Alfred Pellan, Bouche rieuse, 1935

Alfred Pellan, Bouche rieuse, 1935
Huile sur jute, 55,1 x 46 cm
Musée des beaux-arts du Canada, Ottawa

Dans Bouche rieuse, Alfred Pellan superpose diverses formes sur un fond composé de trois espaces dominé par une couleur spécifique : du bleu dans le haut, différentes nuances d’ocre au centre, et de vert en bas à droite. Des petites gouttes de peinture raccordent ces trois sections presque monochromes. Elles sont traversées par des lignes noires rigides qui, à première vue, semblent libérées du fardeau du réalisme, mais qui, finalement, ne sont pas complètement abstraites. Au milieu du tableau, ces traits tels des contours composent une forme reconnaissable, soit un oiseau, que l’artiste agrémente d’un grand œil. Ensemble, les lignes de l’animal et de l’œil rappellent la « bouche rieuse » à laquelle le titre fait allusion. Cette composition exemplifie bien les tableaux de Pellan des années parisiennes, au milieu des années 1930, et son intérêt pour le métissage de la figuration et de l’abstraction.

 

Alfred Pellan, Intérieur d’atelier, v.1935, huile sur toile, 38,1 x 55,2 cm, collection privée.

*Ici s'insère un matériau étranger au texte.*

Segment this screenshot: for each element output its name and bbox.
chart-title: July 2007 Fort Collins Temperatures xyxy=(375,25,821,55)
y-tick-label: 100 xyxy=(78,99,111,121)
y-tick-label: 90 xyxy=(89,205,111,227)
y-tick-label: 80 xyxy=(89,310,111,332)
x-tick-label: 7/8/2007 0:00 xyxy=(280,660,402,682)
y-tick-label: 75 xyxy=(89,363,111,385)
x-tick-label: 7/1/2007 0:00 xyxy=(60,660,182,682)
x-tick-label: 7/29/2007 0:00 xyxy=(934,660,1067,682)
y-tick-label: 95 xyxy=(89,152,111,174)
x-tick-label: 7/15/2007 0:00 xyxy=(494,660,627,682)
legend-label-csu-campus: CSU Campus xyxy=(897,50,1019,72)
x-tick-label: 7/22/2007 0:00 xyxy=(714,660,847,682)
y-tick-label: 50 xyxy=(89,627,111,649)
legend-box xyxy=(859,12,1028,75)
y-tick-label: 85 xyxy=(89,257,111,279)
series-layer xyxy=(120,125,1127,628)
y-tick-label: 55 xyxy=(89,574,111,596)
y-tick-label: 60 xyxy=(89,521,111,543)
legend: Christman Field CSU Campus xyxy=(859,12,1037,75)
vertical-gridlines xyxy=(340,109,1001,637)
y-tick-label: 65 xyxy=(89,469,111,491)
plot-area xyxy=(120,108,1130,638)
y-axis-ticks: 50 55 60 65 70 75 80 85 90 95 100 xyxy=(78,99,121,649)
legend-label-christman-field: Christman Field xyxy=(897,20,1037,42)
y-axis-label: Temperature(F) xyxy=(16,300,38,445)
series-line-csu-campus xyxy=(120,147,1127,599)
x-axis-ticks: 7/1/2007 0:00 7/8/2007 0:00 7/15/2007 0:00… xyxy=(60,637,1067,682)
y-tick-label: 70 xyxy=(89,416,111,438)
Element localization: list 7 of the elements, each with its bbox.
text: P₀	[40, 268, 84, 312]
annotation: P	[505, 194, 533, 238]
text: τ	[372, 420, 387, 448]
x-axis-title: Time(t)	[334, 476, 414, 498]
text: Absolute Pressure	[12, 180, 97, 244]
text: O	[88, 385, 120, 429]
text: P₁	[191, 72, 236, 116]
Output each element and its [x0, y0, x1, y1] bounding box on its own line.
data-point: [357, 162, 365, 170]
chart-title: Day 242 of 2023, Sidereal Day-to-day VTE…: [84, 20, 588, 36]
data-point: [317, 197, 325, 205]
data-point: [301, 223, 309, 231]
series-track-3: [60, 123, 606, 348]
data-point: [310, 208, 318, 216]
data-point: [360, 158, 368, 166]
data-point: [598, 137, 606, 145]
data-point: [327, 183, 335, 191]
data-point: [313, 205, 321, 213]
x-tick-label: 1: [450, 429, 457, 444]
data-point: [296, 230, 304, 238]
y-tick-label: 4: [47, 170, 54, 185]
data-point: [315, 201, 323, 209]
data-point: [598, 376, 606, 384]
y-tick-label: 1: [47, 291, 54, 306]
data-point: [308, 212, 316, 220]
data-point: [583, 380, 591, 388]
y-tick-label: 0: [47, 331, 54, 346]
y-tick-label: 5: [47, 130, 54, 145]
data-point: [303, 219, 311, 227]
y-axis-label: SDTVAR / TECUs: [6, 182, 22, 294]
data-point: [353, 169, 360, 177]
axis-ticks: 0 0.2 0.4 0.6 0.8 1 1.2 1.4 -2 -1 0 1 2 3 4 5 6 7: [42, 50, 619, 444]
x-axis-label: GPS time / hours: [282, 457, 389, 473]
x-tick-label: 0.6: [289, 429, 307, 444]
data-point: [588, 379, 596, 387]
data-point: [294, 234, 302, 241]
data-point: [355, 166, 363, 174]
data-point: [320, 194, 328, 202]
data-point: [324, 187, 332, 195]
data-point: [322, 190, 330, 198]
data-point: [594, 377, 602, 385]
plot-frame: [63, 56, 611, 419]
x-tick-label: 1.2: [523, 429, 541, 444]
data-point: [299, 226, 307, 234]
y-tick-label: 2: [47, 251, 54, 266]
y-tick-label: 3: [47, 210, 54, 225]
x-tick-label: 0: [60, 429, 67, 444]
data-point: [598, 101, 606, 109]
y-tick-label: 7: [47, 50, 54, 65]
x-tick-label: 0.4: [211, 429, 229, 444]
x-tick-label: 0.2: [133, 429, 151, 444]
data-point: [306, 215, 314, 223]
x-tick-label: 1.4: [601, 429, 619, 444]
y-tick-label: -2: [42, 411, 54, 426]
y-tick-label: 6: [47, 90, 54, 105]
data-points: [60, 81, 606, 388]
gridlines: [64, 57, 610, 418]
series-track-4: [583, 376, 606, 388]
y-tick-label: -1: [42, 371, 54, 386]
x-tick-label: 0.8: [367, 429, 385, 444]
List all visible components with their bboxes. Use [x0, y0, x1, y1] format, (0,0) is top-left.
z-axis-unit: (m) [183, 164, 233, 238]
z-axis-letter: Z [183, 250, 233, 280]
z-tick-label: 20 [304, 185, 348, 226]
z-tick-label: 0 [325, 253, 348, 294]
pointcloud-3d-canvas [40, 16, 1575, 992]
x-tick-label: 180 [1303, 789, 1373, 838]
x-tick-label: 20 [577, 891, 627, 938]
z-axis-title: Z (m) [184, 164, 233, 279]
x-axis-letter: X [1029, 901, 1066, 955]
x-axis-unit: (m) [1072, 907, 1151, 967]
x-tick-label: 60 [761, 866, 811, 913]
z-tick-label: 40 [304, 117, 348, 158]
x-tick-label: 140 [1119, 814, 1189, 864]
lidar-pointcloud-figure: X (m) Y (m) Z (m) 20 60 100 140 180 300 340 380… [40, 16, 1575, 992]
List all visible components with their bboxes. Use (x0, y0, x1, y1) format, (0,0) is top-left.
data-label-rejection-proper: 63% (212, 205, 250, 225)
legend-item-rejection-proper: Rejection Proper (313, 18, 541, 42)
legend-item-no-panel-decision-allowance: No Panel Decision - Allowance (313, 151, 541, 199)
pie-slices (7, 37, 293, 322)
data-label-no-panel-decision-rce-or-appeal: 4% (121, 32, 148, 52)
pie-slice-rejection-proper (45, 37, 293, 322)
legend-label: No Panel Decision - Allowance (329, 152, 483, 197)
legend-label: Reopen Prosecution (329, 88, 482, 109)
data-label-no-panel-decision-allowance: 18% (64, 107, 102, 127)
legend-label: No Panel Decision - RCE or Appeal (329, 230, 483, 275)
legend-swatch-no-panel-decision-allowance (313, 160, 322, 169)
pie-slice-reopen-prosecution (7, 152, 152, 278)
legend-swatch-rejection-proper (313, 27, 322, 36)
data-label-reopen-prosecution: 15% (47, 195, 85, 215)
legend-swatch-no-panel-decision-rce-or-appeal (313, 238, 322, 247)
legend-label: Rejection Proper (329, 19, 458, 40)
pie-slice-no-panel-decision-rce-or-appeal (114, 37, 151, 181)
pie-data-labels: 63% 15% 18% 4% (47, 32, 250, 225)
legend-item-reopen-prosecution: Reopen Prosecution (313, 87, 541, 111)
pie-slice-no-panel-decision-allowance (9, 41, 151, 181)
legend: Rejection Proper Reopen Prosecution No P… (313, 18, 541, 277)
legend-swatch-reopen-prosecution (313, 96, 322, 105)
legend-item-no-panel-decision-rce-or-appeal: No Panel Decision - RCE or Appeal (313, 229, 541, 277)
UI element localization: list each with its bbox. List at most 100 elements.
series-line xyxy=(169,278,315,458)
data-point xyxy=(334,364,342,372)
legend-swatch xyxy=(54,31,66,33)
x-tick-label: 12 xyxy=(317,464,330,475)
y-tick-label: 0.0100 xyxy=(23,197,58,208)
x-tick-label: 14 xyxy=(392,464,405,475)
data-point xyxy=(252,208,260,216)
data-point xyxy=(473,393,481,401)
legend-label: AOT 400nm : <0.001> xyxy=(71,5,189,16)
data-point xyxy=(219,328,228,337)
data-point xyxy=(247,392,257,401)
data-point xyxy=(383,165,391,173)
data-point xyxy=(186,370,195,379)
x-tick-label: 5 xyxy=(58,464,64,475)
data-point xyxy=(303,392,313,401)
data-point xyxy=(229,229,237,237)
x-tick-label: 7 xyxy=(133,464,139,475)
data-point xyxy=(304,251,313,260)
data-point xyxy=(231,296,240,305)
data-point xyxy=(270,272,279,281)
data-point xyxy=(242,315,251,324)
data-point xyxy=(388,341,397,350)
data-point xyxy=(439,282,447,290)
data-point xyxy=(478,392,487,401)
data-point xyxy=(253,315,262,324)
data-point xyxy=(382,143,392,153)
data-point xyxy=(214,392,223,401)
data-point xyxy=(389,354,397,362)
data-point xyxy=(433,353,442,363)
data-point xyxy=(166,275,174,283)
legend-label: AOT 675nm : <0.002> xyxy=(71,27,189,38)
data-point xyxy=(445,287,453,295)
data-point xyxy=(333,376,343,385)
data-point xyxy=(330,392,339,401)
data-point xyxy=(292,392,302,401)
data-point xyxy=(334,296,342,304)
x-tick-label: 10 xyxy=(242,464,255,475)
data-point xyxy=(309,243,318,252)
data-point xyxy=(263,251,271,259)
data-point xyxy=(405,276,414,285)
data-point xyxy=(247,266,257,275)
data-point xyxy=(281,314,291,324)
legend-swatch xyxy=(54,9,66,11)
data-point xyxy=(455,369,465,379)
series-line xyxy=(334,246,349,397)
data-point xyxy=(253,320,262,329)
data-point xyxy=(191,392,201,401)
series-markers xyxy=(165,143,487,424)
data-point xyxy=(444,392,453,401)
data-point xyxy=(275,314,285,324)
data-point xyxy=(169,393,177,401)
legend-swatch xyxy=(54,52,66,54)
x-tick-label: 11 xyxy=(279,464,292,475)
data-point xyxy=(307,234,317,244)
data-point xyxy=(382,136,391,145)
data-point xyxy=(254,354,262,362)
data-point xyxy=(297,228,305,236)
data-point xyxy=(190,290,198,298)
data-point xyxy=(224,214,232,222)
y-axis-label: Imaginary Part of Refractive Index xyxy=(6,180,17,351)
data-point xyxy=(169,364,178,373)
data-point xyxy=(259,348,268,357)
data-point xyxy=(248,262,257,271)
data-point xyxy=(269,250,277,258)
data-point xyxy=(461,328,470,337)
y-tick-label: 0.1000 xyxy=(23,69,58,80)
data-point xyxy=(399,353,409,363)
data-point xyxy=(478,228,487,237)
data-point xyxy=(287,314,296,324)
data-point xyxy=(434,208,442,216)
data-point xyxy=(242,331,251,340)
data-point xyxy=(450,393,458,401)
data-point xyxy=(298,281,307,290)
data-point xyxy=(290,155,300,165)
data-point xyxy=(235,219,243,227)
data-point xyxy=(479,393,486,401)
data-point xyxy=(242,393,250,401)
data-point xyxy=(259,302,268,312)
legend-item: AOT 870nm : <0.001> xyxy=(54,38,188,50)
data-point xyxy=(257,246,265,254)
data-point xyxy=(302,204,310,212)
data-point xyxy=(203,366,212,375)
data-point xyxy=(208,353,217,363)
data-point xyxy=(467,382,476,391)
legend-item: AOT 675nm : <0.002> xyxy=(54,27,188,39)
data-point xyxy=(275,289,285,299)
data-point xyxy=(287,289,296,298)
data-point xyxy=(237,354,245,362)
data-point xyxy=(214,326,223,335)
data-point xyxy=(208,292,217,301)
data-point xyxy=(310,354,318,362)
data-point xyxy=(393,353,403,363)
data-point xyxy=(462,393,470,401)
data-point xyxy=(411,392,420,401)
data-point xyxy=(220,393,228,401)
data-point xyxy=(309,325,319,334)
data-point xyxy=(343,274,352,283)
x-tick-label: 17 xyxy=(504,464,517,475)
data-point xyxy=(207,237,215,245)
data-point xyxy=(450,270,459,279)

Avant son arrivée en France, Pellan ne peint que dans un style académique et réaliste. À Paris, cependant, il est captivé par les techniques modernistes qui tentent de réinventer les codes de la représentation. Inspirée par les œuvres de Paul Klee (1879-1940) et de Joan Miró (1893-1983), Bouche rieuse frôle l’abstraction pour mieux imprégner le réel d’un sentiment d’émerveillement et de poésie. Toutefois, si les œuvres de Pellan des années 1930 présentent moins de liens avec la représentation figurative, elles ne sont pas strictement abstraites pour autant. L’abstraction pure est « loin de ses préoccupations », car il estime qu’elle produit une absence de mouvement dans l’art, affirmant : « L’abstraction est une mathématique instinctive, de forme, de volume, de couleur, dans l’espace, c’est l’assainissement de la peinture par la géométrie. »

 

L’œuvre de Pellan trahit un attachement profond à la représentation du monde humain : « J’ai fait beaucoup d’abstractions, disait-il en 1952. Souvent, je commence une toile en termes abstraits, puis la réalité, [et] le côté humain viennent se greffer dessus. » C’est comme si l’artiste tentait de voir jusqu’où il pouvait pousser l’abstraction avant que les objets ne perdent leur sens de la réalité.

 

Dans Bouche rieuse, les lignes représentent plus que le simple contour d’une image bien définie; elles se métamorphosent pour devenir le sujet même du tableau. Elles rompent avec la structure linéaire de l’espace, créant une mouvance contre-diagonale depuis « l’enveloppe » verte dans le coin inférieur droit jusqu’à la curieuse forme de « moulin à vent » dans le haut, à gauche. Ces lignes noires créent donc une impression de mouvement qui contraste avec la rigidité des masses colorées, en même temps qu’elles sont garantes de l’harmonie dynamique entre les éléments disparates.